En un abismo sin palabras
A lo mejor por una cuestión de orden, a lo mejor porque nuestra consciencia se siente más cómoda con categorías estancas, cada uno de nosotros cree a pie juntillas que habla un idioma. De un modo semejante, estamos persuadidos de ser una cierta persona, siempre la misma.
No seré el primero en decir que esto último sería, en el mejor de los casos, una forma de demencia, porque todos cambiamos todo el tiempo. Pero sí, claro, conservamos más o menos el mismo aspecto, el mismo nombre, el mismo número de identificación social, algunas inclinaciones, los defectos, las virtudes, ciertos hábitos. Apariencias.
Con los idiomas la variación es todavía más evidente, pero preservamos esa armonía estructural que nuestra mente idolatra y pretendemos hablar español. En los hechos, vivimos dentro de un continuo lingüístico al que llamamos español y cada uno de nosotros habla un cierto dialecto de este idioma, que a su vez no deja nunca de evolucionar.

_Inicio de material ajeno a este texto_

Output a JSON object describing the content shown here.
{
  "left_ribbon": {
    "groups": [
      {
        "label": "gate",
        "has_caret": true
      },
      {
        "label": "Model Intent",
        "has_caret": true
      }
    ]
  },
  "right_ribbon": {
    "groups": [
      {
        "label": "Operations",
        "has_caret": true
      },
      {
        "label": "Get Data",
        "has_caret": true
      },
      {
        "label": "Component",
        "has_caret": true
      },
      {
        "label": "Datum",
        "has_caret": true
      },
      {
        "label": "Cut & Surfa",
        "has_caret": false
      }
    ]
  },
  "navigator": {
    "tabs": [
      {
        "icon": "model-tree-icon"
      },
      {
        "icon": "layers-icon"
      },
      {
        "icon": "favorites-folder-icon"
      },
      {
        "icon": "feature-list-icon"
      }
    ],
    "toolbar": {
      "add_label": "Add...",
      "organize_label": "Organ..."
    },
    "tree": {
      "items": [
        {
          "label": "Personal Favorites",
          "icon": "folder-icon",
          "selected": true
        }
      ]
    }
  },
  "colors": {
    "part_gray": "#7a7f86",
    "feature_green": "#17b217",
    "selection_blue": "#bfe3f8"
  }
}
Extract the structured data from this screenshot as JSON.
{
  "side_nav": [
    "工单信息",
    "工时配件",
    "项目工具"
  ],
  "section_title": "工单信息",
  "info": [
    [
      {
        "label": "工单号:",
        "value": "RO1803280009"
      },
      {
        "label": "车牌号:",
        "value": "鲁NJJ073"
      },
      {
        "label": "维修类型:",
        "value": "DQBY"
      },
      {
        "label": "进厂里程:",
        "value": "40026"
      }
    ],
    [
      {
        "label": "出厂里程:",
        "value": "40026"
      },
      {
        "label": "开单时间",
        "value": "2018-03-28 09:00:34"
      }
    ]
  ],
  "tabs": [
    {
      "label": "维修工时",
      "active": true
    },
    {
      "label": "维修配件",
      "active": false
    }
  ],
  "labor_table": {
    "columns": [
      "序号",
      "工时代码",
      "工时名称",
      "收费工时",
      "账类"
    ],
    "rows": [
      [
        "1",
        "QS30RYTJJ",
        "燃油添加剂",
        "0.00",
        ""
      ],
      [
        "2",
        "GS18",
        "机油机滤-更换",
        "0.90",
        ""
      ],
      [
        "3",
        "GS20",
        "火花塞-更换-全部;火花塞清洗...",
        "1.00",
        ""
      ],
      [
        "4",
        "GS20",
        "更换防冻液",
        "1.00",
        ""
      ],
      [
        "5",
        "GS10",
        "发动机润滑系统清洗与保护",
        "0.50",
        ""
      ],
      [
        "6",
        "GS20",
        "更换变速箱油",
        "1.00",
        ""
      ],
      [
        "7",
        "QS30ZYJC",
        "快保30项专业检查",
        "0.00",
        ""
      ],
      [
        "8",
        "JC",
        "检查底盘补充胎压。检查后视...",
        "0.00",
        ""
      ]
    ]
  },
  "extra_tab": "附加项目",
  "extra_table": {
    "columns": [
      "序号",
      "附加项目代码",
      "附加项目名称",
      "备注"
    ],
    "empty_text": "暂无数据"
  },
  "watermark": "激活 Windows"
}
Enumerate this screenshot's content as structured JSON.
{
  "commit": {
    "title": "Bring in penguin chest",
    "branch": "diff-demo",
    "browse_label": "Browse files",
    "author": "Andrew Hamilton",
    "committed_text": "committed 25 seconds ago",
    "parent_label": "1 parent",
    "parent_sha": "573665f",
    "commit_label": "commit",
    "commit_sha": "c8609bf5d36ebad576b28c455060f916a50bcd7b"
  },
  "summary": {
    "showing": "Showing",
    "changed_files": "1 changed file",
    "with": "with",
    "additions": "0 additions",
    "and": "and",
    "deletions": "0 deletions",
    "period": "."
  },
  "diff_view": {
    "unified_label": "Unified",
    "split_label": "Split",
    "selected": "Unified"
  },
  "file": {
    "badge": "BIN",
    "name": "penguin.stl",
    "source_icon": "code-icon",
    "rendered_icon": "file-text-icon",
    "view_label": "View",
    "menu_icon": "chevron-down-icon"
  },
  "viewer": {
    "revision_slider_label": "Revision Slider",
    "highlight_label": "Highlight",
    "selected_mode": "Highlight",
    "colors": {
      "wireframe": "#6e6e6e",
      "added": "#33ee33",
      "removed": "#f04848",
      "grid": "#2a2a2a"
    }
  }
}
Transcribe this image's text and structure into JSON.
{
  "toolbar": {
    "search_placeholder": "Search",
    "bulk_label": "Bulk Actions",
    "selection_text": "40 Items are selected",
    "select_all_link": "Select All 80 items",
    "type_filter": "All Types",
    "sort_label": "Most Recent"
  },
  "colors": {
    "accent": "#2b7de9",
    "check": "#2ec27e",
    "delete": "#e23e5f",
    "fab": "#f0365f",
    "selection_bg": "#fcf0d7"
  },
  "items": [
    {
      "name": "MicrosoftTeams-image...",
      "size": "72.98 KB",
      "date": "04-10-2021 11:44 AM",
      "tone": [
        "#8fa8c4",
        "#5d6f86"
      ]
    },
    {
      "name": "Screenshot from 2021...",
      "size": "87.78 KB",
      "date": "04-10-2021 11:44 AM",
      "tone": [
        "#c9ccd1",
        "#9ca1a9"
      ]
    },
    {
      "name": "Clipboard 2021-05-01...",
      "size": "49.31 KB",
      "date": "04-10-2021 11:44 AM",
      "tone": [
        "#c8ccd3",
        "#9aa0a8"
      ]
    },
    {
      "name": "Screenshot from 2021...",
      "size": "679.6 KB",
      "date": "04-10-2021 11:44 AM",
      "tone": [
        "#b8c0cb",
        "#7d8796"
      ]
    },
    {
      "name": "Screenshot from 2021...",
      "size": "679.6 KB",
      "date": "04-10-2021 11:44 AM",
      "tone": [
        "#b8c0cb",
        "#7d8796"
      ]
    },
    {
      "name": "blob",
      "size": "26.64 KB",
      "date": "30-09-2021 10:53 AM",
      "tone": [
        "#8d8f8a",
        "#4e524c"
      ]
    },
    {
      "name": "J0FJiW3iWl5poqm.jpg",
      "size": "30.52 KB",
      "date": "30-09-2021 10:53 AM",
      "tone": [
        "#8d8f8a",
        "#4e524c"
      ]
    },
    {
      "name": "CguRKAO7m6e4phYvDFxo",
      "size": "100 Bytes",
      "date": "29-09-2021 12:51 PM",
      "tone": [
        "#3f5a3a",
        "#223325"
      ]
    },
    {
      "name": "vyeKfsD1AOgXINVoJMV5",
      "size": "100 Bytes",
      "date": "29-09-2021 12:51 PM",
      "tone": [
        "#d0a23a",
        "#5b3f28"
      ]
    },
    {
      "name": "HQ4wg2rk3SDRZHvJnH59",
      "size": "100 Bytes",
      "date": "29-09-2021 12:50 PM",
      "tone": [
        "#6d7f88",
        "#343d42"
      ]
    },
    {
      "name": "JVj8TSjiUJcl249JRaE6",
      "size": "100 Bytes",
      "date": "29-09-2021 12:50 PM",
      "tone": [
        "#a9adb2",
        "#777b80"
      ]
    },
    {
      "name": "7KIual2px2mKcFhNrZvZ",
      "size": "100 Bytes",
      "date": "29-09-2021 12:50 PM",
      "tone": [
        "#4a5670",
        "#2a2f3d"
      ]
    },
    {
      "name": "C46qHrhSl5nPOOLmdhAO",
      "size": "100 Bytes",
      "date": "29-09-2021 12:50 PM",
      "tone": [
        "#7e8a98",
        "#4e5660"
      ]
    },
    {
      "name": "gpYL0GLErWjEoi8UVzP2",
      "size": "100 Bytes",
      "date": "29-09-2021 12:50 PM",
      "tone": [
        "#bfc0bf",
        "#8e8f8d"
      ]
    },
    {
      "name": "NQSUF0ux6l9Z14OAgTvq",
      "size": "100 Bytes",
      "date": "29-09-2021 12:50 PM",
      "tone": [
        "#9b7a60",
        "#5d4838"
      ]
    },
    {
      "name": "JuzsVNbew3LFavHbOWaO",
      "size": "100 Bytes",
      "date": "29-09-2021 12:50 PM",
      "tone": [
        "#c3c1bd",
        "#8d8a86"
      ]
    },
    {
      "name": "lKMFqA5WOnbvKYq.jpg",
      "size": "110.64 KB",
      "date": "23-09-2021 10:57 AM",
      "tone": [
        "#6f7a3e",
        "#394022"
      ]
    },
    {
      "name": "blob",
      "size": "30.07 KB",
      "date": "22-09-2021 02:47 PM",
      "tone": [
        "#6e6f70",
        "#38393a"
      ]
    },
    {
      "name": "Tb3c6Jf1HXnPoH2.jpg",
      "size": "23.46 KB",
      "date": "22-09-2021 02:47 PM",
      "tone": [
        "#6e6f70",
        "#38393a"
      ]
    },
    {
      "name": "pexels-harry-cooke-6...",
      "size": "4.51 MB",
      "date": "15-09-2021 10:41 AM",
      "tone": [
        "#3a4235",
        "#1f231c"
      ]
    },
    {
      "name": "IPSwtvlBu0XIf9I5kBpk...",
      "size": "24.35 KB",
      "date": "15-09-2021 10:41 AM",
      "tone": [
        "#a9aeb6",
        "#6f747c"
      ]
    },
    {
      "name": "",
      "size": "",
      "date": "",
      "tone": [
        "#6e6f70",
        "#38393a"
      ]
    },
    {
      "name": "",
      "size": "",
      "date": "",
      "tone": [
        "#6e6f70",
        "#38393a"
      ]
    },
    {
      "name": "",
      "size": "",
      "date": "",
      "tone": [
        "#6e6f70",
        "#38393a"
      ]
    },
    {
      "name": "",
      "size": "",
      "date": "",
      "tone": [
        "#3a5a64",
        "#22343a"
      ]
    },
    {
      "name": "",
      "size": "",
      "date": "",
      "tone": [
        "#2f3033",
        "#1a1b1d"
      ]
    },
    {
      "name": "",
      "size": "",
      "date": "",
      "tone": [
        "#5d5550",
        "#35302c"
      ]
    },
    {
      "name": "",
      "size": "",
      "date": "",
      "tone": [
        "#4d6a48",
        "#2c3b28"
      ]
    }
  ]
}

Todo el asunto es, técnicamente, más complejo. Pero recuerdo como si fuera ayer la primera vez que oí el término haragán para referirse al secador de piso, hace como cuarenta años; estaba en una ciudad de la provincia de Buenos Aires, y se referían a ese instrumento que parece un escobillón pero que en lugar de un cepillo tiene una banda de goma como la de los limpiaparabrisas. Dentro de mi propia nación y a cuatro horas de auto de mi petulante parcela lingüística, llamaban haragán al secador. Imagínense en otras latitudes. Con una querida amiga jugamos a intercambiar sus mexicanismos con mis porteñismos rioplatenses, y hay un punto en el que queda claro que podríamos decirnos cosas sin entendernos en absoluto.
Por supuesto, no se trata de los interminables, insolentes y en ocasiones incómodos equívocos que pueden causar estas variaciones del significado. Está también la pronunciación. Solo porque estamos diseñados para cooperar en la comprensión –incluso en condiciones muy adversas– podemos más o menos captar lo que dicen en otros dialectos del español. Pero si hablan muy rápido y con una pronunciación hermética, quedamos excluidos. En el mejor de los casos, llegaremos a captar lo que dice esa persona si repetimos el fragmento varias veces. La vida real, se entiende, no permite tales lujos.
También entre generaciones aparecen diferencias léxicas o de pronunciación que despiertan nuestros prejuicios, y salimos con aquellos de que “los jóvenes ya no saben ni hablar”. Porque mezclan palabras de otros idiomas, se despachan con un español neutro de telenovela (lógico, las fronteras idiomáticas están cediendo bajo el peso de Internet) o porque “hablan como si tuvieran una papa en la boca” (sic).
Todo este batiburrillo de malentendidos, frustraciones y sesgos está ofuscando un cataclismo mucho más alarmante. Aquí y en muchos otros lugares del mundo hay una paulatina degradación de la capacidad para comunicar verbalmente.
No voy a meterme con las causas, porque no creo que sea fácil esclarecerlas. Pero las consecuencias están a la vista. Donde las palabras se ausentan, se imponen el gesto, el lenguaje corporal, el puñetazo o el alarido visceral. Importa poco si es en un dialecto o en otro; importa todavía menos cómo pronunciamos. Estamos en un callejón sin salida, si esperamos que los chicos aprendan a dialogar sin ayuda y, sobre todo, sin ejemplos. El diálogo es una cultura, un clima y una tradición.
Podemos culpar a TikTok o a la política, pero el callejón sin salida ya está a la vista cuando por una verdadera tontería dos adultos se muelen a golpes en plena vía pública, a la vista de todos. Del error humano a la riña de gallos en menos de cinco segundos. Es un ejemplo espantoso y condenable. Pero pensemos. ¿Cómo pasamos de considerarnos personas civilizadas, capaces de resolver nuestros conflictos con proporcionalidad y decencia, a transformarnos en vándalos irracionales? Es pregunta.